El presidente Donald Trump afirmó este domingo que Estados Unidos está dispuesto a colaborar con Irán para retirar y destruir su uranio altamente enriquecido si se alcanza un acuerdo de paz, pero advirtió que, en ausencia de un pacto, continuará degradando la capacidad militar iraní hasta poder actuar unilateralmente. Estas declaraciones llegan cuando la guerra entre ambos países cumple 100 días y las negociaciones parecen estancadas, en medio de una nueva escalada de tensiones en el estrecho de Ormuz.
“Si llegamos a un acuerdo y somos aliados, actuaremos juntos. Usaremos nuestro equipo. Lo retiraremos y lo destruiremos, ya sea en el lugar o fuera de él”, dijo Trump en una entrevista con Meet the Press de NBC News, grabada el 5 de junio en Chippewa Falls, Wisconsin. “Iremos con ellos o sin ellos. Pero no vamos a permitir que nos disparen”.
“Muy cerca” de un acuerdo, pero con condiciones
Trump aseguró que las negociaciones están “muy cerca” de concretarse, aunque insiste en incluir una cláusula que prohíba a Irán no solo desarrollar armas nucleares sino también adquirirlas por cualquier medio. Según él, Teherán se resistió inicialmente a esa exigencia pero acabó cediendo: “Empujaron un poco. Y después no”.
No obstante, las posiciones siguen alejadas en al menos cuatro asuntos: el conflicto en el Líbano, los activos iraníes congelados en el exterior, la energía nuclear y el control del estrecho de Ormuz. Irán exige que cualquier acuerdo con Washington incluya el fin de las hostilidades entre Israel y Hezbollah en el territorio libanés, mientras que Estados Unidos prefiere tratar esos temas por separado. En ese marco, el mediador paquistaní Mohsen Naqvi visitó este domingo Teherán y entregó una “carta especial” al ministro de Exteriores iraní con un “mensaje muy importante” para el líder supremo Mojtaba Khamenei, según la televisión estatal iraní, sin revelar el contenido.
Trump describió al nuevo liderazgo iraní, encabezado por Mojtaba Khamenei —hijo del líder supremo Ali Jamenei, fallecido durante la ofensiva estadounidense e israelí— como “más racional, muy inteligente” y dijo estar dispuesto a dialogar directamente con él, aunque señaló que todavía no ha tenido conversaciones personales. Sobre su estado de salud, comentó que está “gravemente herido”, pero que eso no impide que continúe negociando.
Nueva escalada en Ormuz
El Mando Central de Estados Unidos en Oriente Medio (Centcom) informó esta madrugada que derribó dos drones iraníes que amenazaban el tráfico marítimo en el estrecho de Ormuz. El viernes anterior, Centcom había abatido cuatro drones lanzados hacia la zona y atacado emplazamientos de radares costeros iraníes. En represalia, Irán lanzó una serie de misiles contra instalaciones militares en Kuwait y Baréin, aliados de Estados Unidos, que calificaron la acción como una “peligrosa escalada”.

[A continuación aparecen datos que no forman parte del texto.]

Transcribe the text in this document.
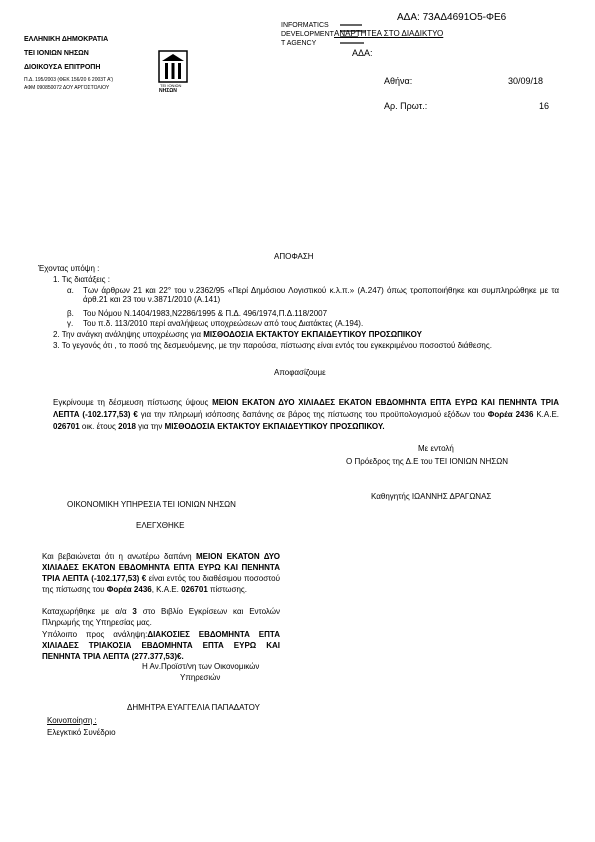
ΑΔΑ: 73ΑΔ4691Ο5-ΦΕ6
ΕΛΛΗΝΙΚΗ ΔΗΜΟΚΡΑΤΙΑ
ΤΕΙ ΙΟΝΙΩΝ ΝΗΣΩΝ
ΔΙΟΙΚΟΥΣΑ ΕΠΙΤΡΟΠΗ
Π.Δ. 195/2003 (ΦΕΚ 156/20 6 2003Τ Α')
ΑΦΜ 090850072 ΔΟΥ ΑΡΓΟΣΤΟΛΙΟΥ	ΤΕΙ ΙΟΝΙΩΝ
ΝΗΣΩΝ
INFORMATICS
DEVELOPMENT
T AGENCY
ΑΝΑΡΤΗΤΕΑ ΣΤΟ ΔΙΑΔΙΚΤΥΟ
ΑΔΑ:
Αθήνα:	30/09/18
Αρ. Πρωτ.:	16
ΑΠΟΦΑΣΗ
Έχοντας υπόψη :
1. Τις διατάξεις :
α. Των άρθρων 21 και 22° του ν.2362/95 «Περί Δημόσιου Λογιστικού κ.λ.π.» (Α.247) όπως τροποποιήθηκε και συμπληρώθηκε με τα άρθ.21 και 23 του ν.3871/2010 (Α.141)
β. Του Νόμου Ν.1404/1983,Ν2286/1995 & Π.Δ. 496/1974,Π.Δ.118/2007
γ. Του π.δ. 113/2010 περί αναλήψεως υποχρεώσεων από τους Διατάκτες (Α.194).
2. Την ανάγκη ανάληψης υποχρέωσης για ΜΙΣΘΟΔΟΣΙΑ ΕΚΤΑΚΤΟΥ ΕΚΠΑΙΔΕΥΤΙΚΟΥ ΠΡΟΣΩΠΙΚΟΥ
3. Το γεγονός ότι , το ποσό της δεσμευόμενης, με την παρούσα, πίστωσης είναι εντός του εγκεκριμένου ποσοστού διάθεσης.
Αποφασίζουμε
Εγκρίνουμε τη δέσμευση πίστωσης ύψους ΜΕΙΟΝ ΕΚΑΤΟΝ ΔΥΟ ΧΙΛΙΑΔΕΣ ΕΚΑΤΟΝ ΕΒΔΟΜΗΝΤΑ ΕΠΤΑ ΕΥΡΩ ΚΑΙ ΠΕΝΗΝΤΑ ΤΡΙΑ ΛΕΠΤΑ (-102.177,53) € για την πληρωμή ισόποσης δαπάνης σε βάρος της πίστωσης του προϋπολογισμού εξόδων του Φορέα 2436 Κ.Α.Ε. 026701 οικ. έτους 2018 για την ΜΙΣΘΟΔΟΣΙΑ ΕΚΤΑΚΤΟΥ ΕΚΠΑΙΔΕΥΤΙΚΟΥ ΠΡΟΣΩΠΙΚΟΥ.
Με εντολή
Ο Πρόεδρος της Δ.Ε του ΤΕΙ ΙΟΝΙΩΝ ΝΗΣΩΝ
Καθηγητής ΙΩΑΝΝΗΣ ΔΡΑΓΩΝΑΣ
ΟΙΚΟΝΟΜΙΚΗ ΥΠΗΡΕΣΙΑ ΤΕΙ ΙΟΝΙΩΝ ΝΗΣΩΝ
ΕΛΕΓΧΘΗΚΕ
Και βεβαιώνεται ότι η ανωτέρω δαπάνη ΜΕΙΟΝ ΕΚΑΤΟΝ ΔΥΟ ΧΙΛΙΑΔΕΣ ΕΚΑΤΟΝ ΕΒΔΟΜΗΝΤΑ ΕΠΤΑ ΕΥΡΩ ΚΑΙ ΠΕΝΗΝΤΑ ΤΡΙΑ ΛΕΠΤΑ (-102.177,53) € είναι εντός του διαθέσιμου ποσοστού της πίστωσης του Φορέα 2436, Κ.Α.Ε. 026701 πίστωσης.
Καταχωρήθηκε με α/α 3 στο Βιβλίο Εγκρίσεων και Εντολών Πληρωμής της Υπηρεσίας μας.
Υπόλοιπο προς ανάληψη:ΔΙΑΚΟΣΙΕΣ ΕΒΔΟΜΗΝΤΑ ΕΠΤΑ ΧΙΛΙΑΔΕΣ ΤΡΙΑΚΟΣΙΑ ΕΒΔΟΜΗΝΤΑ ΕΠΤΑ ΕΥΡΩ ΚΑΙ ΠΕΝΗΝΤΑ ΤΡΙΑ ΛΕΠΤΑ (277.377,53)€.
Η Αν.Προϊστ/νη των Οικονομικών
Υπηρεσιών
ΔΗΜΗΤΡΑ ΕΥΑΓΓΕΛΙΑ ΠΑΠΑΔΑΤΟΥ
Κοινοποίηση :
Ελεγκτικό Συνέδριο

El estrecho de Ormuz, por el que transita cerca del 20% del suministro mundial de petróleo, permanece cerrado desde el inicio del conflicto, con impactos en los mercados internacionales y en la economía iraní. “La vida se ha vuelto cada vez más difícil, incluso antes de esta guerra. Cosas que hace solo unos meses habríamos podido plantearnos comprar son ahora sueños o cuentos de hadas”, dijo a la AFP Farhad, un chef de 35 años en Teherán.
50.000 soldados desplegados, sin fecha de regreso
Aunque Trump aseguró que Irán conserva solo entre el 21% y el 22% de su arsenal de misiles previo a la guerra, descartó retirar a los 50.000 soldados estadounidenses desplegados en la región. “Sería una imprudencia hacerlo porque quizás los necesitemos” para mantener presión en la mesa de negociaciones, afirmó. “Los mantendremos allí hasta que tengamos una conclusión”.
El presidente también rechazó un descongelamiento inmediato de activos iraníes como parte de un posible acuerdo, a diferencia del pacto nuclear de 2015 negociado por la administración anterior. “Eso vendrá después. Si se portan bien, si hacen un buen trabajo, empezamos a hablar”, dijo.
La guerra, iniciada el 28 de febrero tras ataques de Israel y Estados Unidos contra Irán, mantiene un amplio rechazo en la población estadounidense: una encuesta Economist/YouGov publicada esta semana indica que el 68% de los adultos desea que Washington cierre un acuerdo “lo antes posible”, incluido el 55% de quienes votaron por Trump en 2024.
“Lo principal es que no podemos permitir que Irán tenga un arma nuclear”, concluyó Trump. “No podemos hacerlo. Y no lo haremos”.